Filed under: in-database SML,query-driven SML,talks — Daisy @ 7:21 am

This is the opening of Brian Dolan’s talk in his talk in the Berkeley DB seminar Fall 2009: Welcome to the Petabyte Age.

And here is the welcom message from  Hal Varian, Google’s Chief Economist:

I keep saying the sexy job in the next ten years
will be statisticians. People think I’m joking, but
who would have guess that computer engineers
Would’ve been the sexy job of the 1990’s?
The ability to take data—to be able to understand
it, to process it, to extract value from it, to
visualize it, to communicate it—that’s going to be
a hugely important skill in the next decades, not
only at the professional level but even at the
educational level for elementary school kids,
for high school kids, for college kids. Because
now we really do have essentially free and
ubiquitous data. So the complimentary scarce
factor is the ability to understand that data and
extract value from it.
Hal Varian, Google’s Chief Economist
Source: “The McKinsey Quarterly”, Jan 2009.
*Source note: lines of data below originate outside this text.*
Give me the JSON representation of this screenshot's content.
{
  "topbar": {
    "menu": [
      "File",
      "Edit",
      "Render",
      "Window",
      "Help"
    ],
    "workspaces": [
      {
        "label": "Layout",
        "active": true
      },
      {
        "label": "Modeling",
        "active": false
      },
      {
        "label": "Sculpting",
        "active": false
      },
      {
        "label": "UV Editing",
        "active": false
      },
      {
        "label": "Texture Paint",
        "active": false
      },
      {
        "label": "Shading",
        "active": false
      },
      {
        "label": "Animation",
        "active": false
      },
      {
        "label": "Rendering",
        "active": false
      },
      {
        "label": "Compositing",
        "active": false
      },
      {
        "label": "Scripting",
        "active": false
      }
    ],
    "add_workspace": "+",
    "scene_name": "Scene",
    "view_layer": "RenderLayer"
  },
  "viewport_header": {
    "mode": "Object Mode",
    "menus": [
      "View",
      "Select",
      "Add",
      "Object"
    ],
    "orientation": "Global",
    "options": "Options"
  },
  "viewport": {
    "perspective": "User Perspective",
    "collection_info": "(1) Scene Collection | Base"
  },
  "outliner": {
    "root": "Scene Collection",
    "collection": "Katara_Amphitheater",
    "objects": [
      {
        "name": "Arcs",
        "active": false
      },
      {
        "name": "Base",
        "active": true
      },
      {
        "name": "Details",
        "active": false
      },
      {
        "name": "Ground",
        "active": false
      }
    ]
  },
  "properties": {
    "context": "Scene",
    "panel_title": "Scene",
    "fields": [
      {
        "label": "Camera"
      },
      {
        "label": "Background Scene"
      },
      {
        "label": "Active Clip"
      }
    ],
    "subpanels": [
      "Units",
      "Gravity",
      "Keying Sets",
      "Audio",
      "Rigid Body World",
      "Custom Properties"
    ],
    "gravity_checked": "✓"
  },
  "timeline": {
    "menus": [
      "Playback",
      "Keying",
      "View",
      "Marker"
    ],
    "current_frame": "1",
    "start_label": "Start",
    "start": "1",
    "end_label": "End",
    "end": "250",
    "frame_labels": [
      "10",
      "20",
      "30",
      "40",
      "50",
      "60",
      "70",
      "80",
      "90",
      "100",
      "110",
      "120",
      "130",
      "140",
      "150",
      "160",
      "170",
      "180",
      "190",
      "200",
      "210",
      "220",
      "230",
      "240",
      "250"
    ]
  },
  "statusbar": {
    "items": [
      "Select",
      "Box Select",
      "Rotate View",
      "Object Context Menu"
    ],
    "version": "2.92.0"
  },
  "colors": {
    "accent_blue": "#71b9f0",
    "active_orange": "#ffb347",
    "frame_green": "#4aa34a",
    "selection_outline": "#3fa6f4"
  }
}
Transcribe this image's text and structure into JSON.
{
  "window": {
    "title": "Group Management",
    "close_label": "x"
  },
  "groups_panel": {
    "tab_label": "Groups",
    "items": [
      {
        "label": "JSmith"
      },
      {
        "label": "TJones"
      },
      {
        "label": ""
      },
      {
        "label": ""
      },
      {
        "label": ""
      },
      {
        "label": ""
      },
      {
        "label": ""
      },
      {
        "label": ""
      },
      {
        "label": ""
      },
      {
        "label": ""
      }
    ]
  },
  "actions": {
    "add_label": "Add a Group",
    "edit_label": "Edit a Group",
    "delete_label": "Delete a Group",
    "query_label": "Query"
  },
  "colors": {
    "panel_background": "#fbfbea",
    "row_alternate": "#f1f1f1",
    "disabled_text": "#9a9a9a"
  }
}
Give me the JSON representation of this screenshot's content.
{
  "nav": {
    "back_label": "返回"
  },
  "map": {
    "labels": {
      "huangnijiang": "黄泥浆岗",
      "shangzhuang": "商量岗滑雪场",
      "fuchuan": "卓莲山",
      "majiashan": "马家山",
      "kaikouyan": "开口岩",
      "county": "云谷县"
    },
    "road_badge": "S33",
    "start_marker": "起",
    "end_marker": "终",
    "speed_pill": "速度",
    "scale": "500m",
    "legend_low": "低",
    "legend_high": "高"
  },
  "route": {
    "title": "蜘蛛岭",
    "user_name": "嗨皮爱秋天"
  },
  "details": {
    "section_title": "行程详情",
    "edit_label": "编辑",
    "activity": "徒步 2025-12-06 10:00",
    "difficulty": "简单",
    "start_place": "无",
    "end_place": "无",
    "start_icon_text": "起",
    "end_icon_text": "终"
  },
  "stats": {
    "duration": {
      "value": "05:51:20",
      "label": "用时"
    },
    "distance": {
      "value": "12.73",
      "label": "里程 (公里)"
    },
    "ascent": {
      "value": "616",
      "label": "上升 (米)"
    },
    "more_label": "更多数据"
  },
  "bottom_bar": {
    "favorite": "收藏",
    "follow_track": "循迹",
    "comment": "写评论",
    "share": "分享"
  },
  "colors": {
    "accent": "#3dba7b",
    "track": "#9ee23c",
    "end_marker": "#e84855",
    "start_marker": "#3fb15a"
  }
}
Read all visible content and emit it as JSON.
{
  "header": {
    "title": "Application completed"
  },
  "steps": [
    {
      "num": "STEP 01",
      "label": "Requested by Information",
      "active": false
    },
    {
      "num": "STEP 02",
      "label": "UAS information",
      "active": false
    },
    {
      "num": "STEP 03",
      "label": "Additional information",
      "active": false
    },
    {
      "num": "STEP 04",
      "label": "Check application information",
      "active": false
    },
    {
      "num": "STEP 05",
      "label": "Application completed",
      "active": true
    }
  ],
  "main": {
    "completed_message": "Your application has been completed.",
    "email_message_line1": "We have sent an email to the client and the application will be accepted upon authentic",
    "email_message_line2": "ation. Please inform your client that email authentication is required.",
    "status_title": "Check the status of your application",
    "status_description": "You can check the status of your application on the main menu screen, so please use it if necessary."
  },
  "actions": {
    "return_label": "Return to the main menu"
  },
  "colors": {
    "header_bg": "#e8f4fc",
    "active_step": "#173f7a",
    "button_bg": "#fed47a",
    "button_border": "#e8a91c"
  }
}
I am fortunate to meet two professional who got the HOTTEST job of this era — analyst of the big data, and get a peak at what kind of problem they are solving and how they are solving it.

Brian worked as the director of research analytics for Fox Audience Network. He is dealing with 5 billion rows of data per day, and trillions of rows of data to query in total as of 2009. Clearly, how to store, how to manage, and how to learn knowledge from this massive data brings un-preceded challenges and opportunities in many domains, including data warehousing, data management (distributed computing), and large-scale statistical analysis. In his day to day life, Brian has to struggle with these problems to answer questions from executives and salemen in terms of on-line advertising. An example question could be:”How many female WWF enthusiasts under the age of 30 visited the Toyota community over the last four days and saw a medium rectangle?” And a follow-up query could be:” How are these people similar to those that visited Nissan?” These questions are impossible to be answered by current DB/Data Mining/SML/BI tools. The way Brian is dealing with it is to be an expert in data management and statistical machinear learning, to modify data storage, management, computation to manage Big Data. There is no integrated solution for answering such analytical, yet highly valuable questions.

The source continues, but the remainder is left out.